Reminisce
I've been reading old posts a lot lately; I don't know why. But I feel like my posts of recent have taken a decidedly less philosophical turn; maybe just less introspective? I dunno. Some of my older ones took very hard looks at who I am and what I wanted to change about myself, and I feel like a lot of my newer ones are just me whining about shit. (Ironically enough, whining was always something I wanted to change about myself.)
I've been through a lot in the past year. I've done my fair share of hurting, and I've gotten my fair share of being hurt. I'm in slightly better shape now, weigh less than I have in a long time, have a more positive outlook on the possibility of love being successful... but at the same time, not much has changed. I'm still arrogant. I'm still full of self-doubt. I still make excuses to not do things that I'm afraid to do. I'm almost embarassed by it, now that I think about it. I'm almost 27, and in many ways I'm still very much like a child. (Now, some of those ways are good things, I think, but some aren't.)
I feel like I need a DRASTIC change of scenery in my life, but I'm afraid to make that change. Part of me wants to pull up stakes and move to Texas and stay with a friend of mine there until I get situated. (It's not like waiting tables is a job exclusive to maryland, you know?) And the biggest reason to not do that is because I very much like the school where I currently study martial arts, and I very much want to make teaching it my career, and so it seems counter-productive to move away and try to find a new school. But it's also partially fear. It's being afraid of what I don't know.

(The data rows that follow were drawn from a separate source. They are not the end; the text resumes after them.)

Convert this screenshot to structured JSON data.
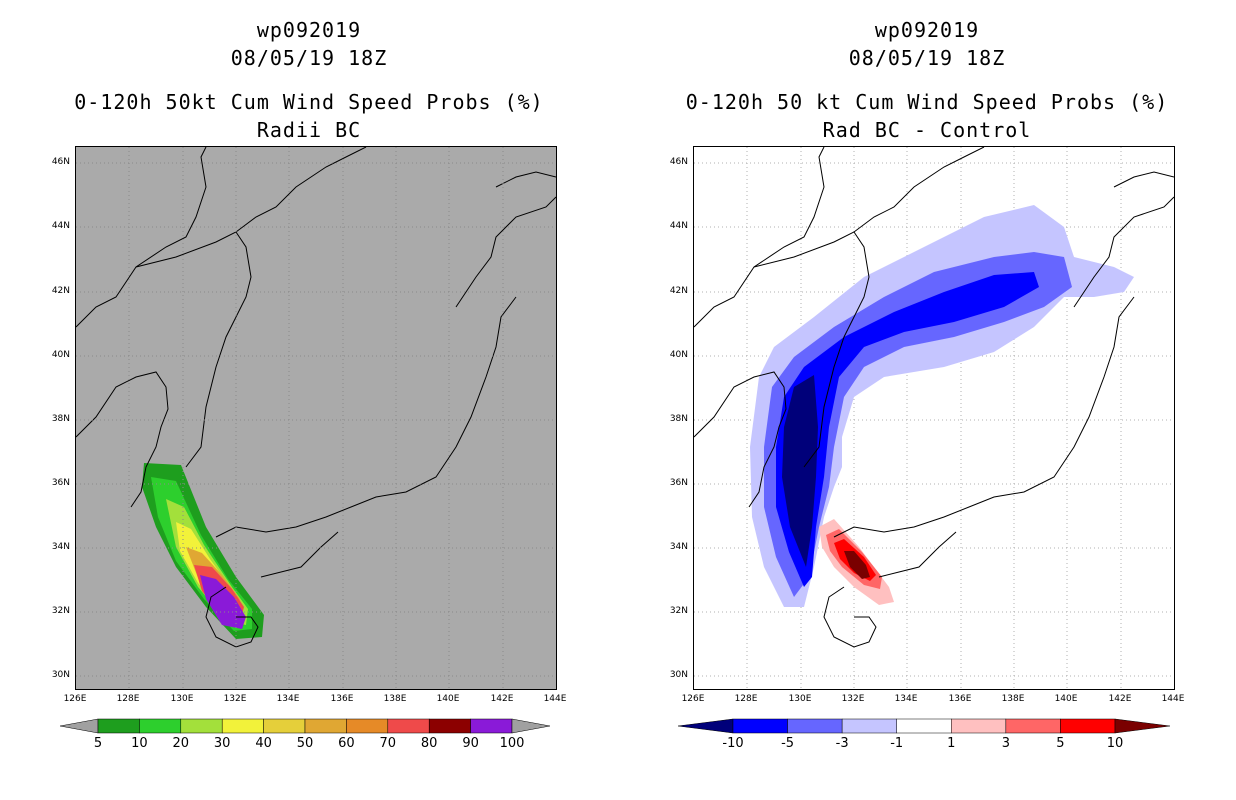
{
  "left": {
    "storm_id": "wp092019",
    "datetime": "08/05/19 18Z",
    "title": "0-120h 50kt Cum Wind Speed Probs (%)",
    "subtitle": "Radii BC",
    "colorbar": {
      "labels": [
        "5",
        "10",
        "20",
        "30",
        "40",
        "50",
        "60",
        "70",
        "80",
        "90",
        "100"
      ],
      "colors": [
        "#1e9e1e",
        "#2dcf2d",
        "#a3e03b",
        "#f2f23a",
        "#e5cf3a",
        "#e0a733",
        "#e68a27",
        "#ef4a4a",
        "#8c0000",
        "#8a1ad8"
      ]
    }
  },
  "right": {
    "storm_id": "wp092019",
    "datetime": "08/05/19 18Z",
    "title": "0-120h 50 kt Cum Wind Speed Probs (%)",
    "subtitle": "Rad BC - Control",
    "colorbar": {
      "labels": [
        "-10",
        "-5",
        "-3",
        "-1",
        "1",
        "3",
        "5",
        "10"
      ],
      "colors": [
        "#00007a",
        "#0000ff",
        "#6666ff",
        "#c5c5ff",
        "#ffffff",
        "#ffc0c0",
        "#ff6666",
        "#ff0000",
        "#7a0000"
      ]
    }
  },
  "axes": {
    "lat_labels": [
      "46N",
      "44N",
      "42N",
      "40N",
      "38N",
      "36N",
      "34N",
      "32N",
      "30N"
    ],
    "lon_labels": [
      "126E",
      "128E",
      "130E",
      "132E",
      "134E",
      "136E",
      "138E",
      "140E",
      "142E",
      "144E"
    ]
  },
  "colors": {
    "land_gray": "#aaaaaa",
    "grid": "#b0b0b0"
  }
}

I've always said that one of my favorite LOTR parts is at the end of the last movie, when Sam is back in the tavern in the shire and he just walks up and kisses(?) Rosie, the gal he's pined for since the beginning. And that resonates so well with me because I imagine that's exactly how anyone would be. After undertaking a long (multi-month?) journey full of life-threatening adventures, going after a cute girl (or some other comparitively minor hurdle) would be nothing. I think I've said this here before, but that's what I want for myself. I want to go see the world, to travel, even if it's by myself, and just experience life, so that I have nothing to be afraid of anymore. Hike the Appalacian Trail or something like that. Something to make me grow up. To continue with the LOTR reference by quoting Bilbo: "I need a holiday, a very long holiday. And I don't suspect I shall return. In fact, I mean not to."
PS: I love Dear Abby. If she wasn't so old, I'd stick it in her.